So not fair. It’s like Natalia still thinks I’m going to have a heart attack the second I pick up the kid, and she’s not even thirty pounds!

I run to catch back up to them, stepping in front of Natalia to stop her progress.

“Gimme.”

“Olivia, no.”

“Gimme…please?” I wiggle my fingers and pout. She’s thinking it over, I can tell. I think she’s about to say no again so I whip out the big guns. “Honey, it’s Christmas!”

She frowns as the Bear parrots, “Uh-nee, it kwitma!” She wiggles and tries to escape into my arms.

Kid’s got skills. And I take full credit for them.

“Fine,” Natalia huffs. She’s trying not to smile, something the half-dimple on her left cheek easily gives away.

I settle Francesca on my hip, giving her a big raspberry on her cheek that earns me a precious giggle. I grab Nat’s nearest hand with my free one and intertwine our fingers as we head for the house.

Finally inside-jackets and shoes left in the mudroom, mind you-I put the Bear on the floor and give her a little pat on the butt.

“Go on and wash your hands, Miss Bear.
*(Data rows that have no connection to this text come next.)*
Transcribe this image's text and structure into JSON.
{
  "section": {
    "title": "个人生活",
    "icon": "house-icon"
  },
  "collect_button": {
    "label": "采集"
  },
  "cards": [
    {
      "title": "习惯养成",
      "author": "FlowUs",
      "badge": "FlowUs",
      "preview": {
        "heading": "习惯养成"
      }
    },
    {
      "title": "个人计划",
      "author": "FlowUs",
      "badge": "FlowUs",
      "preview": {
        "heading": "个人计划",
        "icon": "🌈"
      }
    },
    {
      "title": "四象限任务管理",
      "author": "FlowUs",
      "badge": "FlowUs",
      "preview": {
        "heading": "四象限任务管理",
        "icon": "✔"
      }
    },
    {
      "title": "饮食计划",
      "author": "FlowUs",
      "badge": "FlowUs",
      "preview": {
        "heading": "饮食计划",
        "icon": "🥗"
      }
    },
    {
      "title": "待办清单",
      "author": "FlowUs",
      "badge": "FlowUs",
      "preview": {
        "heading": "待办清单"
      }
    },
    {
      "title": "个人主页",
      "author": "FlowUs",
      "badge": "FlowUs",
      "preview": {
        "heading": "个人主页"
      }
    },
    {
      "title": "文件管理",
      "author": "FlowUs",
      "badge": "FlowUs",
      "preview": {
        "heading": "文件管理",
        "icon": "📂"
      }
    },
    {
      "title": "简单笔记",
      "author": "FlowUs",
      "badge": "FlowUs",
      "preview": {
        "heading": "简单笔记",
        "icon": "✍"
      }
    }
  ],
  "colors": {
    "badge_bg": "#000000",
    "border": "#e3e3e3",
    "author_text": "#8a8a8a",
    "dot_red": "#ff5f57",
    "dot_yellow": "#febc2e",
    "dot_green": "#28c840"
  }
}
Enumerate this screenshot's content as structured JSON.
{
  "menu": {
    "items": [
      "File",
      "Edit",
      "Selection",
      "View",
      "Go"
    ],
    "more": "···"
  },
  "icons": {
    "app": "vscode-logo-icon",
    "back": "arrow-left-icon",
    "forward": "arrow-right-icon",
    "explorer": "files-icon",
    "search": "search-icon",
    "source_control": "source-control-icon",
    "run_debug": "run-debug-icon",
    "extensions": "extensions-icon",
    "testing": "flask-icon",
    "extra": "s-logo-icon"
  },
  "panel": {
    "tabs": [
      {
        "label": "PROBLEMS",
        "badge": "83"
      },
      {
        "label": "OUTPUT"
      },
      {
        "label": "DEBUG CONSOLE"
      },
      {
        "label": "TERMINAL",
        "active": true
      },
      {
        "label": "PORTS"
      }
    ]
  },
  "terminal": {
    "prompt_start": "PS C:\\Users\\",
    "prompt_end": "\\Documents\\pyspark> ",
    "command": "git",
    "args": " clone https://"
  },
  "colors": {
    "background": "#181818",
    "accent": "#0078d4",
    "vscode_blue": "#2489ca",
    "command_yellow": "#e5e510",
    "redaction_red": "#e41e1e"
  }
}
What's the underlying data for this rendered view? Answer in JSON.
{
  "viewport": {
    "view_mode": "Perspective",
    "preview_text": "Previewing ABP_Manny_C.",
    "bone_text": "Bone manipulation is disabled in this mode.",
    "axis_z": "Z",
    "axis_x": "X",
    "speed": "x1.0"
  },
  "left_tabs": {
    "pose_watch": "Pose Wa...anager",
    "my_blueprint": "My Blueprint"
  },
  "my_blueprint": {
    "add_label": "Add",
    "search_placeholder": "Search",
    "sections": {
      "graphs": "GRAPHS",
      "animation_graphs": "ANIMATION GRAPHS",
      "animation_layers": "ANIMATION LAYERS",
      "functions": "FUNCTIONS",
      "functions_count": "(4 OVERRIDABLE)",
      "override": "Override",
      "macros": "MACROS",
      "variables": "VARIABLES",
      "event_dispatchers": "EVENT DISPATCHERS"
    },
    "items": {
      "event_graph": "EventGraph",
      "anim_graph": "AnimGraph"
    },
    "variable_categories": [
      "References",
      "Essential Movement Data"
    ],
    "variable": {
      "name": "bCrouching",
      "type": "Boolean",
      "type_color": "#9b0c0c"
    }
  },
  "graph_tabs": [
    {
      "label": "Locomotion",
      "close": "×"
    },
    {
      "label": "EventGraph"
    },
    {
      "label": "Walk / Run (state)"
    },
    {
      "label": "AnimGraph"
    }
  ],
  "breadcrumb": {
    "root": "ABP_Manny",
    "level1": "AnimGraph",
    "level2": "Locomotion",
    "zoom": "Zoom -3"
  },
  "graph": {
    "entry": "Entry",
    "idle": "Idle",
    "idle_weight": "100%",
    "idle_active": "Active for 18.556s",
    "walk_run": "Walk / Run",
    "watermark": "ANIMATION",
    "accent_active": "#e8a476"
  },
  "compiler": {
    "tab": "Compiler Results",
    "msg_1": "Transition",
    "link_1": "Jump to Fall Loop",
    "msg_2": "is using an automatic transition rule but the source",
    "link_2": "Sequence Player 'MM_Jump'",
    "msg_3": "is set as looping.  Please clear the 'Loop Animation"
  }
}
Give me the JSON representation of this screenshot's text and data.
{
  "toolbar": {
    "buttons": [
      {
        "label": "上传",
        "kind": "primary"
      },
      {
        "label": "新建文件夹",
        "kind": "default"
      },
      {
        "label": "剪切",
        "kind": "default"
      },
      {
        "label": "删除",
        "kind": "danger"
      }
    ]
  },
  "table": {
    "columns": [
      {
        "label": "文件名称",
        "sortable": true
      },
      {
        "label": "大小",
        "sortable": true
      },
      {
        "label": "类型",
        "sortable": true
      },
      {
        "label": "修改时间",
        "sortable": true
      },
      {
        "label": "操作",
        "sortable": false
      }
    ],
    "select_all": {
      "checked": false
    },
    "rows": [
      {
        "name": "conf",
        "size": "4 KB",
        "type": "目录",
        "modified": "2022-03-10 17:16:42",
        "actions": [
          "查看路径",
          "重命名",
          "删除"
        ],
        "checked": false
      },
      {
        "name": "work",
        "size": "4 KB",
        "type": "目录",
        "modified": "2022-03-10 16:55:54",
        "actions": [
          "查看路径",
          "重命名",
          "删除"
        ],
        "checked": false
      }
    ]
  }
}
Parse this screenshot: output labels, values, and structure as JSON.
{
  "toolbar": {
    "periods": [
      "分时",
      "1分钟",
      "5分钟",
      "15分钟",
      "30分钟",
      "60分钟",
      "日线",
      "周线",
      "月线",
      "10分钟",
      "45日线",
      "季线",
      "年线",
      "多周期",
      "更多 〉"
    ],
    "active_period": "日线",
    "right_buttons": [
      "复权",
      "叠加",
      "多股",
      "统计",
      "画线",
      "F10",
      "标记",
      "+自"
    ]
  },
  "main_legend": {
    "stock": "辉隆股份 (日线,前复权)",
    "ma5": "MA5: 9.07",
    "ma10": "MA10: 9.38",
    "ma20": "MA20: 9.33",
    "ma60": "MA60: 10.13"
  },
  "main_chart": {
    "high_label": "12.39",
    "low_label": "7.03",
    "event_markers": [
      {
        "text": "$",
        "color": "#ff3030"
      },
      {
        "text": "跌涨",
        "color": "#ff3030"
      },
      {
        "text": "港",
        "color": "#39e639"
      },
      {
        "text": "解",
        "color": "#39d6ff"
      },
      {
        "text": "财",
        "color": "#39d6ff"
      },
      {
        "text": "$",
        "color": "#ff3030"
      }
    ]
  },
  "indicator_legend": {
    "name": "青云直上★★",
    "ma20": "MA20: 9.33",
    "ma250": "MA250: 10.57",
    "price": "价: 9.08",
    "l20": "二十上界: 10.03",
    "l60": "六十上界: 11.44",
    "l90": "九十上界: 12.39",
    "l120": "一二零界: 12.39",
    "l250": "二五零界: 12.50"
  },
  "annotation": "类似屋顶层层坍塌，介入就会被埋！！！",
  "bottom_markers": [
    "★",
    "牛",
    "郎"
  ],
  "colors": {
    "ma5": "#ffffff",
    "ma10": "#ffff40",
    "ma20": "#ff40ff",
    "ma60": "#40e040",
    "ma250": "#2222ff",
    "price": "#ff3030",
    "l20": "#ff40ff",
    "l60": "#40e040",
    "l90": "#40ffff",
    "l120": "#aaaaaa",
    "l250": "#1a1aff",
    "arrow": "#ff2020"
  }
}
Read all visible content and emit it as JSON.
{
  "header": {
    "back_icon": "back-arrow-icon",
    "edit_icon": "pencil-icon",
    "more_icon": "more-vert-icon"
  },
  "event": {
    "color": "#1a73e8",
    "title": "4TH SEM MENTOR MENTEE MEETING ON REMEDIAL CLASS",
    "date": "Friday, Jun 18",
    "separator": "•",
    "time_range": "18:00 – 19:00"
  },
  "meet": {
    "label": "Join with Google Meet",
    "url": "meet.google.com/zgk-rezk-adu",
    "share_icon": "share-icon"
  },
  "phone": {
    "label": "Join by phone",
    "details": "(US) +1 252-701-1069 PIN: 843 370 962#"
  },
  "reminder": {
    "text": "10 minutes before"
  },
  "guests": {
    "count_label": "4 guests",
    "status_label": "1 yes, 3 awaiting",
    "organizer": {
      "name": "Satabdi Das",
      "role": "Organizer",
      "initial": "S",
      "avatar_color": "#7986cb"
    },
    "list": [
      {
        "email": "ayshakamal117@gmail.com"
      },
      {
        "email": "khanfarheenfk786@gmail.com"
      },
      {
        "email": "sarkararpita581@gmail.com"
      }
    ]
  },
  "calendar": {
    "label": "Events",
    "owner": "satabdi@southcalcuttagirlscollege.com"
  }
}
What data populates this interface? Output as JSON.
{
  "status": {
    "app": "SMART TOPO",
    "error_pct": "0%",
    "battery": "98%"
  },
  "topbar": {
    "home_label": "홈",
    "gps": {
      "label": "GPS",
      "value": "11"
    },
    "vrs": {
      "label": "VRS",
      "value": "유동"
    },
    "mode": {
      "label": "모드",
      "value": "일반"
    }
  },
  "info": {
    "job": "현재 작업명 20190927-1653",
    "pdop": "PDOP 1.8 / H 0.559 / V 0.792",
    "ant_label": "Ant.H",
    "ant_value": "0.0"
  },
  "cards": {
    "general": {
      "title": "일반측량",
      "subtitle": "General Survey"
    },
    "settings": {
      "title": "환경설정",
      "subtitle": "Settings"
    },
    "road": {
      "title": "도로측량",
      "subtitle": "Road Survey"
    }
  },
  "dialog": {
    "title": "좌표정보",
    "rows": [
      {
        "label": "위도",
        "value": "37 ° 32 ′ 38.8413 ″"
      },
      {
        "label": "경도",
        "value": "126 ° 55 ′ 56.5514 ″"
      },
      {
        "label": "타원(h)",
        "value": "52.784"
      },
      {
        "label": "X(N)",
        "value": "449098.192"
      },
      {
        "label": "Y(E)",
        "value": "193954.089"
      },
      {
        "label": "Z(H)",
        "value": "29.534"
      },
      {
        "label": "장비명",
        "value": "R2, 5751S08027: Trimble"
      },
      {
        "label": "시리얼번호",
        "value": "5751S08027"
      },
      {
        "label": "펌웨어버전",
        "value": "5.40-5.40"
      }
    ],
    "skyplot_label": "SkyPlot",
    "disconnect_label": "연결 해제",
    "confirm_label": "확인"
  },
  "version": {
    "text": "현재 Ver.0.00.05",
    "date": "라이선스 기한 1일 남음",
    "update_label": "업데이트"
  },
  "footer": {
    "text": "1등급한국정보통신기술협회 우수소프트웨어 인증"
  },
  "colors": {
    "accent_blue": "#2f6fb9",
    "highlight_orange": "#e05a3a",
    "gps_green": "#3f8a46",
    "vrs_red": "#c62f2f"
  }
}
Then go find your big sis and bug her for a bit, will ya?”

“Okay, Grrrr.”

She waddles out of the kitchen excitedly, and I peek my head around the doorway to make sure she gets up the stairs safely. When I turn back Natalia has already retrieved the cookies from the oven, saving them I’m sure from a blackened doom.

I slide up behind her as she expertly transfers the cookies to a cooling rack, resting my chin on her shoulder and wrapping my arms tightly around her midsection. She relaxes a little and finally turns around in my arms after the cookie transport is complete.

“Hello dear.” I lean in for a quick kiss.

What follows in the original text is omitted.